Jeovany Jimenez Vega, 14 September 2015 — Speaking of rumors — it’s been going around for months, but nothing official has yet been said about it — there is a rumor that the Ministry of Public Health will increase the monthly salary of doctors in Cuba  to 5,000 Cuban pesos (equivalent to a little more than $200 US). This would be very good news, but on the island things are seldom what they seem, and according to what is rumored it could also be a rotten deal: to receive this salary the worker will have a sign a contract — which apparently will not be elective — in which he or she commits to not traveling outside of Cuba during the following five years, or perhaps ten years according to other versions. And it is also said that in the eastern provinces this document has already been presented to the workers.

If this is true, it would be sheer nonsense to subordinate this salary to something that has no relation to our healthcare performance. Like in every contract, the one allegedly being proposed would clearly establish working days and hours, it would fix the rules of discipline and standards in relation to employer/employee and also recognize the rights to our twice-yearly two-week paid vacations, but at this point the powers of the administration would stop. What we decide to do with our free time is outside the administrative jurisdiction of the center and its ministry, it is something completely personal is not for anyone else to make these choices. Then, if it is clear that this is an unrelated matter, it would be absurd to make such a requirement.

Of the recent measures announced by the newspaper Granma, theoretically we can infer that the Ministry of Public Health (MINSAP) has become aware, although very late, of the severity of the health care situation in the country, but conditioning a salary as deserved as it is long postponed on something so personal and alien to our work as what we do in our free time, would be a misplaced imprudence.

Such an attitude from our ministry would show that at bottom, nothing has changed. This posture greatly tarnishes the intended spirit of reconciliation of the new proposed policy, and belies the alleged “good intentions” of the Cuban authorities towards those healthcare professionals who choise to remain in Cuba or who want to return after working for a short time abroad. Behind such conditionality one can see the gleam in the eye of the tiger, the always authoritarian gesture, the same despotism, in another disguise and other trappings, but in the end the very same despotism as always.

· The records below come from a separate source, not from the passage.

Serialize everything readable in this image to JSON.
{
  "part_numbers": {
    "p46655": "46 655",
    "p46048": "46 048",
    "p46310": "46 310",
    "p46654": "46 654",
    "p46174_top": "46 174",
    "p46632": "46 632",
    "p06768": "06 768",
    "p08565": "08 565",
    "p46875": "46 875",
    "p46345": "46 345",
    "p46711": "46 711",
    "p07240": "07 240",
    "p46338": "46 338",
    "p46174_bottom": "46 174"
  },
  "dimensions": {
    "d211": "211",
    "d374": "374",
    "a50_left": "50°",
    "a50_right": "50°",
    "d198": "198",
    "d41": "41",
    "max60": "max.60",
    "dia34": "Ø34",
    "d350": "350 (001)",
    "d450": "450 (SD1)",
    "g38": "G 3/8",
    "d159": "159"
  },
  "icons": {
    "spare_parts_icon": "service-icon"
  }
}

Could it be that so much time of impositions blinded that forever, that pride will end up annulling judgment? Can they no longer do anything truly clean? Will they ultimately be incapable of sincere propositions and everything will be left, one more time, in an opportunistic simulation, in a perpetual dissimulation.

Of course, signing or not signing such a contract would be a matter that each one has the full right to accept or not according to their personal decision, but these professionals should know that once they sign it, this document would place them in an unjust position of subordination and would be a legal yoke in the hands of the administration, which will undoubtedly use it without hesitation when the time comes to justify future arbitrariness.

Personally, I never would sign it. It is not a question of wanting or not wanting to travel outside Cuba tomorrow, it is that here there is a principal much more elemental: that is the right to choose to do so or not always belongs only to me. So it is a simple matter.